On August 31, 2022, the International School – Vietnam National University Hanoi (IS-VNU) held a scientific seminar on the topic “job mismatch of business and management bachelors in Vietnam.”

The speaker is Dr. Tran Quang Tuyen – an expert and lecturer in the Faculty of Economics and Management. Dr. Tran Quang Tuyen is one of the six leading scholars of VNU on socio-economic fields, such as poverty, inequality, and corruption. The seminar has attracted the attention of many scientists and lecturers inside and outside VNU.

Dr. Tran Quang Tuyen – an expert and lecturer in the Faculty of Economics and Management.

The topic of the discussion is one of the burning issues in the world and Vietnam. At the talk, Dr. Tran Quang Tuyen highlighted the problem related to the current unprofessional work of Vietnamese bachelors. Specifically, the job mismatch of Vietnam’s bachelors fluctuates around 20-67%, corresponding to different majors. The highest job mismatch rate is in agriculture, forestry, and fishery, with about 67%. Meanwhile, a bachelor’s degree in business and management has the lowest mismatch rate, with about 20%. Obviously, the high mismatch rate is one of the burning problems, reflecting a low ability to connect between supply and labor demand in reality for the higher education system in Vietnam.

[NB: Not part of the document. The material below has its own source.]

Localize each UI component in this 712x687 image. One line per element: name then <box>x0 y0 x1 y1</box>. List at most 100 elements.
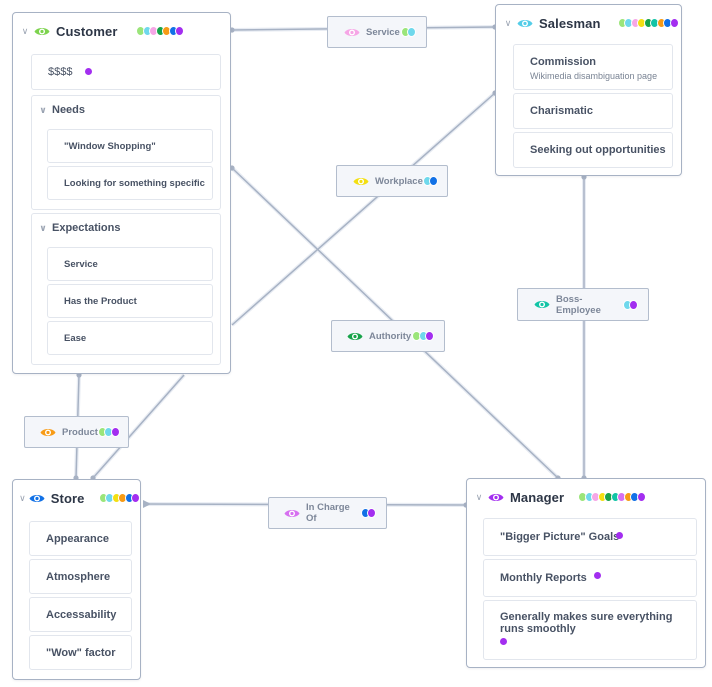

The job mismatch rate across Vietnam’s provinces, calculated for workers with a bachelor’s degree in Business and Management.

There are many issues related to this topic, among which salary is one of the main concerns. Whether working out of major have an impact on wages or not. To answer this question, Dr. Tran Quang Tuyen pointed out that given the job mismatch situation, a worker receives wages lower, on average, by 9-17% than those without job mismatch from 2018 to 2020. These results are in the process of being published in prestigious international journals.

Given all salary quantile levels, the salary of the job mismatch group is always lower than those working in the correct major,

recorded in the business and management bachelors.

Within the framework of the seminar, the participants enthusiastically discussed (i) the novelty and value of this research in Vietnam; (ii) the representative of data, such as how to determine sample size and select the proper observations; (iii) challenges in implementing pilot and subsequent formal research on this topic; (iv) data processing methods and reliability of research data; (v) practical implications for Vietnamese businesses. The results suggest many solutions for educational reformation, sector planning, and issues associated with coordinating higher education institutions and employers in Vietnam.

The speaker took a photo with the panelists.

In the coming time, the International School will continue conducting seminars on various topics to share and connect in teaching and scientific research among faculty members and scholars.